Exporting a checkpoint can be done as follows:

optimum-cli export onnx --model distilbert-base-uncased-distilled-squad distilbert_base_uncased_squad_onnx/

You should see the following logs (along with potential logs from PyTorch / TensorFlow that were hidden here for clarity):

Automatic task detection to question-answering.
Framework not specified. Using pt to export to ONNX.
Using framework PyTorch: 1.12.1

Validating ONNX model...
        -[✓] ONNX model output names match reference model (start_logits, end_logits)
        - Validating ONNX Model output "start_logits":
                -[✓] (2, 16) matches (2, 16)
                -[✓] all values close (atol: 0.0001)
        - Validating ONNX Model output "end_logits":
                -[✓] (2, 16) matches (2, 16)
                -[✓] all values close (atol: 0.0001)
All good, model saved at: distilbert_base_uncased_squad_onnx/model.onnx

This exports an ONNX graph of the checkpoint defined by the --model argument.

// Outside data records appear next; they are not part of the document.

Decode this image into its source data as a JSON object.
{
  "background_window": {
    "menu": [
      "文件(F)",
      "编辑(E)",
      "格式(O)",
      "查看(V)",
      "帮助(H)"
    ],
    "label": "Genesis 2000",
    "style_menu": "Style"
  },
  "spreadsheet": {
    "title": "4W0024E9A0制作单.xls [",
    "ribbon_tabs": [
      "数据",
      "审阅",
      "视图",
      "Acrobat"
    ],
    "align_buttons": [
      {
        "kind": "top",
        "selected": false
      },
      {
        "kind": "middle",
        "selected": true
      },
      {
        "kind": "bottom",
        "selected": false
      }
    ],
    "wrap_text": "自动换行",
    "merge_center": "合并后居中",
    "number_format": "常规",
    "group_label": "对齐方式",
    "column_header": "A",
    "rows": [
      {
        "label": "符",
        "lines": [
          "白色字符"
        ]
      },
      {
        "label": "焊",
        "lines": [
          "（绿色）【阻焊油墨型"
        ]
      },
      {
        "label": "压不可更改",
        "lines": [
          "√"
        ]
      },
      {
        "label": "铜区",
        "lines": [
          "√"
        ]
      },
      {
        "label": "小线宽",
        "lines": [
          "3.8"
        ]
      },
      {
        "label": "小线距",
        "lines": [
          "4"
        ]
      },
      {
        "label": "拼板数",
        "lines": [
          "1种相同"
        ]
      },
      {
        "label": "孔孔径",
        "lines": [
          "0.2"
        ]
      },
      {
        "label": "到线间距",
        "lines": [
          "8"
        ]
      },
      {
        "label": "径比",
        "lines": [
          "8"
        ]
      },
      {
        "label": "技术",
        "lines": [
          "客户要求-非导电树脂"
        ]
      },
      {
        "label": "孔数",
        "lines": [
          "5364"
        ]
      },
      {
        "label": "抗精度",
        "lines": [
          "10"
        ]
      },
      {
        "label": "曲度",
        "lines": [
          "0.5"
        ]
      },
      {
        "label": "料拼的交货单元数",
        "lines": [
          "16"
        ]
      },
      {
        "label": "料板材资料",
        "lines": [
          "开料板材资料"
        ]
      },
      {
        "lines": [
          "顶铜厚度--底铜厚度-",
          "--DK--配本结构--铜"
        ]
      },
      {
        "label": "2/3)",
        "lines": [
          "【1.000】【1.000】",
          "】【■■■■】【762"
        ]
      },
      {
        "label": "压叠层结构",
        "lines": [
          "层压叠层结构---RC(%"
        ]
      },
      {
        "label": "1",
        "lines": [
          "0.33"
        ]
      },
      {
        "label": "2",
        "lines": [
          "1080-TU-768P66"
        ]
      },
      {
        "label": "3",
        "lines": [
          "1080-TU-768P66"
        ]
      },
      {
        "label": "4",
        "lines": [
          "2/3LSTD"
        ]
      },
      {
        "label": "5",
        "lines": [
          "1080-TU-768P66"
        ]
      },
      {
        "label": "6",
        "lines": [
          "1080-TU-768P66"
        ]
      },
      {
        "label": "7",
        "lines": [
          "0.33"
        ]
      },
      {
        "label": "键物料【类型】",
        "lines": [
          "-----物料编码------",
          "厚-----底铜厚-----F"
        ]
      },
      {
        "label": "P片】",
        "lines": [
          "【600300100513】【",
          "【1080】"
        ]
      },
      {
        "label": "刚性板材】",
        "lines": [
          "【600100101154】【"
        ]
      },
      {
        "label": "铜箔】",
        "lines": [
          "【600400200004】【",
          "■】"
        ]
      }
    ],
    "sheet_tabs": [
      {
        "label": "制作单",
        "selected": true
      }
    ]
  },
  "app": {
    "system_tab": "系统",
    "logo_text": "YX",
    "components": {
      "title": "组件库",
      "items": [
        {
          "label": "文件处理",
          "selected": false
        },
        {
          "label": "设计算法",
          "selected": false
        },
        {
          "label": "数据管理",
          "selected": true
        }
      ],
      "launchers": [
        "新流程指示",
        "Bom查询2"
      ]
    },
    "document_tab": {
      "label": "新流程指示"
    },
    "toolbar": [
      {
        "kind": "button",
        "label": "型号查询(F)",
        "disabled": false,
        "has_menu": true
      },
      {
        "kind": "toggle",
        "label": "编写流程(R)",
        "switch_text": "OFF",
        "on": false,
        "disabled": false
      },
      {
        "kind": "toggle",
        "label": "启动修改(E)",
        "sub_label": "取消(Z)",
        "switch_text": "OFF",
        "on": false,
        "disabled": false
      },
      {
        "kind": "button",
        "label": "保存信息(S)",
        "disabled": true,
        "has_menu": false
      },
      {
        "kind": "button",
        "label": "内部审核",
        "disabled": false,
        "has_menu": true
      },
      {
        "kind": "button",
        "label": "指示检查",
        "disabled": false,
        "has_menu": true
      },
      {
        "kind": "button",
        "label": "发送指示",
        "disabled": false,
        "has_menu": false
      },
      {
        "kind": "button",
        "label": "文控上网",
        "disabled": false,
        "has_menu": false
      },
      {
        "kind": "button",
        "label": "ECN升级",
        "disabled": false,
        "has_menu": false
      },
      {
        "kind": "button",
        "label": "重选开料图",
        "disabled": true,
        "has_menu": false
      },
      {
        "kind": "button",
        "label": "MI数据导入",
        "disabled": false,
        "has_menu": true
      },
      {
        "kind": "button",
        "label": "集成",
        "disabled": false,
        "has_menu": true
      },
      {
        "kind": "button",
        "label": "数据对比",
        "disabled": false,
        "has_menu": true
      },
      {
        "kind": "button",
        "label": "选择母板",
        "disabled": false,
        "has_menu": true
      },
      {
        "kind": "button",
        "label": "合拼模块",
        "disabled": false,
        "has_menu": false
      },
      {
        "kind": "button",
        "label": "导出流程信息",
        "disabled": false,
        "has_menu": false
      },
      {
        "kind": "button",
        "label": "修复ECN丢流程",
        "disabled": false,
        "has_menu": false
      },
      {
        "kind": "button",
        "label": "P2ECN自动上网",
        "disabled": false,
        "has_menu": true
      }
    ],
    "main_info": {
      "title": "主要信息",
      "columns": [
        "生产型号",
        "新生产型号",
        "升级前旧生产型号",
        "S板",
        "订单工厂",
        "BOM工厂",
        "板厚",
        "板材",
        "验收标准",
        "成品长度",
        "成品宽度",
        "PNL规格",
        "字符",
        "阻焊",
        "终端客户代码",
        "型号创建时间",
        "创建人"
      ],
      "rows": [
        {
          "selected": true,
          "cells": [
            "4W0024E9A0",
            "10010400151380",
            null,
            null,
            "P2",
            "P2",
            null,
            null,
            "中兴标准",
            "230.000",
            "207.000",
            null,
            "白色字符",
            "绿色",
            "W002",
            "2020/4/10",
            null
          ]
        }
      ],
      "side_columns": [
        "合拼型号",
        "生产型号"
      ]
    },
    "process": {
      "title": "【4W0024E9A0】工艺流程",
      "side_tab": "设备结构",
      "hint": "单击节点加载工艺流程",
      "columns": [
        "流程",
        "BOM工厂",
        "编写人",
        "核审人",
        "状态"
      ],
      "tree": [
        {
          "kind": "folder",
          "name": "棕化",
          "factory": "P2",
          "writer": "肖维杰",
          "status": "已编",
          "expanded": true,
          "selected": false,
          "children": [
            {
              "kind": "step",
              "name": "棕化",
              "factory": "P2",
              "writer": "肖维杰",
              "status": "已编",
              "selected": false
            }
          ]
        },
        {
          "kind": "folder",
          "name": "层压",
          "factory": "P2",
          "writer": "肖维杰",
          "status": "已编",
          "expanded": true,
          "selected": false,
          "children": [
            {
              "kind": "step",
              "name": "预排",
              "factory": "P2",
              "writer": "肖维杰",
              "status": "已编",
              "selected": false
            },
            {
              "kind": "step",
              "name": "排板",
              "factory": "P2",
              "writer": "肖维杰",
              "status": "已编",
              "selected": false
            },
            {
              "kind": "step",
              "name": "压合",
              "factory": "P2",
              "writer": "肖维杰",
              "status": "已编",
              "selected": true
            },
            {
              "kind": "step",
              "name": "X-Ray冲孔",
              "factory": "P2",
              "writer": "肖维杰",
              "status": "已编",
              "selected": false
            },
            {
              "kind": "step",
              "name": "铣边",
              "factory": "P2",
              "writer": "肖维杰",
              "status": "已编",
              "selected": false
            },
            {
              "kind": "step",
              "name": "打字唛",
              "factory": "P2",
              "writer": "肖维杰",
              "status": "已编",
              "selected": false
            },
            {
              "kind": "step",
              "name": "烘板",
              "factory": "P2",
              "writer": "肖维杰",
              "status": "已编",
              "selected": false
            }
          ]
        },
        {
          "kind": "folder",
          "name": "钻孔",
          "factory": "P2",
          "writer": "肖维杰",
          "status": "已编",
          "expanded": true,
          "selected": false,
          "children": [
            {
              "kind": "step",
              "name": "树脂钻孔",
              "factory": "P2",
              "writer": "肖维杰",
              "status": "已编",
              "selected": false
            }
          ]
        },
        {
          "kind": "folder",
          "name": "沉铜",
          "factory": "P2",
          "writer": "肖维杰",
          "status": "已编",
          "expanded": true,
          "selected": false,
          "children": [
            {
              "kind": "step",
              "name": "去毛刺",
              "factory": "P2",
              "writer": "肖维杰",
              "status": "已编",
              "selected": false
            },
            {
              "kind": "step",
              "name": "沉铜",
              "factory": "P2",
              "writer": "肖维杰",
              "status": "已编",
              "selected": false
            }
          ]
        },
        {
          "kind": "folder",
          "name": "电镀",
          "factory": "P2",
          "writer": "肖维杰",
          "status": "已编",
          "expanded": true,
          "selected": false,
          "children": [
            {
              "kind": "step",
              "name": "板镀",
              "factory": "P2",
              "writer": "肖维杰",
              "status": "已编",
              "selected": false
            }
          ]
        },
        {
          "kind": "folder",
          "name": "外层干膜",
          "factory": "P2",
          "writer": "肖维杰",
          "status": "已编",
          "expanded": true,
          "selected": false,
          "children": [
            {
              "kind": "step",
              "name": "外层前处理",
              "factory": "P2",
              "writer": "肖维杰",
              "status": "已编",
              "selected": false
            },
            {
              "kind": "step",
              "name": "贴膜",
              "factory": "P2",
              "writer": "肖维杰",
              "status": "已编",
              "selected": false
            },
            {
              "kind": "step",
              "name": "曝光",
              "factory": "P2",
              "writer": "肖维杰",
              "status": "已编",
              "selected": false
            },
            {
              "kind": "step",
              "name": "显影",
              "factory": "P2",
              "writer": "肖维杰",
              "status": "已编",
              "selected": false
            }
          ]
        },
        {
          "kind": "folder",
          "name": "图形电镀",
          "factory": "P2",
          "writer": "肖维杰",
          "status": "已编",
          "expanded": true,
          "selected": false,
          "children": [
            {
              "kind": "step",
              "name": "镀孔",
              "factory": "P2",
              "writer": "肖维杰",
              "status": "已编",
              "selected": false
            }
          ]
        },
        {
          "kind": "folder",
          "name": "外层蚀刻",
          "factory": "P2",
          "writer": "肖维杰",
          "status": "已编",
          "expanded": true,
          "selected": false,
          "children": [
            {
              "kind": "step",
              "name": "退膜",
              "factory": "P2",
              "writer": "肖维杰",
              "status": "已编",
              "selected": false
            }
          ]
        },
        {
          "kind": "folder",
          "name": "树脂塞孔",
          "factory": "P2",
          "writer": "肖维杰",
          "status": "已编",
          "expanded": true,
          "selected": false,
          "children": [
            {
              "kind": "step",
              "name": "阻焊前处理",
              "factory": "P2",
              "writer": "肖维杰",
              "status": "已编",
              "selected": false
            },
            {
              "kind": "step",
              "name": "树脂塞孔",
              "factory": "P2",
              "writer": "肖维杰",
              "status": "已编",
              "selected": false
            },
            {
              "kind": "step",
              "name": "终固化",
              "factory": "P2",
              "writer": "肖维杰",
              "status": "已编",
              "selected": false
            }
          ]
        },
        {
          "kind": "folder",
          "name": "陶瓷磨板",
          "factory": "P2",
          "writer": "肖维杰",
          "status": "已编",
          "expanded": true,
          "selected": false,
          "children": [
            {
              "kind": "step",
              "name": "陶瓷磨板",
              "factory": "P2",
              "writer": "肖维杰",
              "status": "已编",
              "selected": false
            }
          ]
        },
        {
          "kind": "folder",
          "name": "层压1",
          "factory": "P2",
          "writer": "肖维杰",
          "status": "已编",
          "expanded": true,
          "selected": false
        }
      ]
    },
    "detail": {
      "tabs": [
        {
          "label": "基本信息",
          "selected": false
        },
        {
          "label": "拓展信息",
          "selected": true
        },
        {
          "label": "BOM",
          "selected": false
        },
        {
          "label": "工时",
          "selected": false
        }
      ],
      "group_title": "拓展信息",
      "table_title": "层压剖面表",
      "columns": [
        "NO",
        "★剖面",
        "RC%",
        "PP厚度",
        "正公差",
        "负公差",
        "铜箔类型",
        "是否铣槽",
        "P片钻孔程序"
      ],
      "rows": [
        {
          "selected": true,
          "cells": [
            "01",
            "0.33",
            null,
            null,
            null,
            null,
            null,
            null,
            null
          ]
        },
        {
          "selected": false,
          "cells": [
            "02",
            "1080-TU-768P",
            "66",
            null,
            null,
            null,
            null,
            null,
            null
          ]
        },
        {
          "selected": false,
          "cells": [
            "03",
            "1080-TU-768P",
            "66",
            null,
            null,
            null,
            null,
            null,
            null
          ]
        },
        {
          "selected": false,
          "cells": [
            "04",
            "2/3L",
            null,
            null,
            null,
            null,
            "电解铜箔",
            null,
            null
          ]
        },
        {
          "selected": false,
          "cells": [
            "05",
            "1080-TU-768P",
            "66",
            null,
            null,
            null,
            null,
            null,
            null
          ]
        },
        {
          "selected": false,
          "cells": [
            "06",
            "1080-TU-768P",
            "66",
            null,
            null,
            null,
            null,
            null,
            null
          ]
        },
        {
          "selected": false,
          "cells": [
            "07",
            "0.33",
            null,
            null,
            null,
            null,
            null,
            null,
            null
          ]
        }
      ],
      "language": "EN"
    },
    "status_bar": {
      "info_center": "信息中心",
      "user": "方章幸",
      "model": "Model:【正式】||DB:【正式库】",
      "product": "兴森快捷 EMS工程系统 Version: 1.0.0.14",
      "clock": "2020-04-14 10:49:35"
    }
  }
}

As you can see, the task was automatically detected. This was possible because the model was on the Hub.

For local models, providing the --task argument is needed or it will default to the model architecture without any task specific head:

optimum-cli export onnx --model local_path --task question-answering distilbert_base_uncased_squad_onnx/

Note that providing the --task argument for a model on the Hub will disable the automatic task detection.

The resulting model.onnx file can then be run on one of the many accelerators that support the ONNX standard. For example, we can load and run the model with ONNX Runtime using the optimum.onnxruntime package as follows:

>>> from transformers import AutoTokenizer
>>> from optimum.onnxruntime import ORTModelForQuestionAnswering

>>> tokenizer = AutoTokenizer.from_pretrained("distilbert_base_uncased_squad_onnx")
>>> model = ORTModelForQuestionAnswering.from_pretrained("distilbert_base_uncased_squad_onnx")

>>> inputs = tokenizer("What am I using?", "Using DistilBERT with ONNX Runtime!", return_tensors="pt")
>>> outputs = model(**inputs)

Printing the outputs would give that:

QuestionAnsweringModelOutput(loss=None, start_logits=tensor([[-4.7652, -1.0452, -7.0409, -4.6864, -4.0277, -6.2021, -4.9473,  2.6287,
          7.6111, -1.2488, -2.0551, -0.9350,  4.9758, -0.7707,  2.1493, -2.0703,
         -4.3232, -4.9472]]), end_logits=tensor([[ 0.4382, -1.6502, -6.3654, -6.0661, -4.1482, -3.5779, -0.0774, -3.6168,
         -1.8750, -2.8910,  6.2582,  0.5425, -3.7699,  3.8232, -1.5073,  6.2311,
          3.3604, -0.0772]]), hidden_states=None, attentions=None)

As you can see, converting a model to ONNX does not mean leaving the Hugging Face ecosystem. You end up with a similar API as regular 🤗 Transformers models!

It is also possible to export the model to ONNX directly from the ORTModelForQuestionAnswering class by doing the following:

>>> model = ORTModelForQuestionAnswering.from_pretrained("distilbert-base-uncased-distilled-squad", from_transformers=True)

For more information, check the optimum.onnxrutime documentation page on this topic.

The process is identical for TensorFlow checkpoints on the Hub. For example, we can export a pure TensorFlow checkpoint from the Keras organization as follows:

optimum-cli export onnx --model keras-io/transformers-qa distilbert_base_cased_squad_onnx/

Selecting a task

Specifying a --task should not be necessary in most cases when exporting from a model on the Hugging Face Hub.

However, in case you need to check for a given a model architecture what tasks the ONNX export supports, we got you covered. First, you can check the list of supported tasks for both PyTorch and TensorFlow here.

For each model architecture, you can find the list of supported tasks via the TasksManager. For example, for DistilBERT, for the ONNX export, we have:

>>> from optimum.exporters.tasks import TasksManager

>>> distilbert_tasks = list(TasksManager.get_supported_tasks_for_model_type("distilbert", "onnx").keys())
>>> print(distilbert_tasks)
["default", "masked-lm", "causal-lm", "sequence-classification", "token-classification", "question-answering"]

You can then pass one of these tasks to the --task argument in the optimum-cli export onnx command, as mentioned above.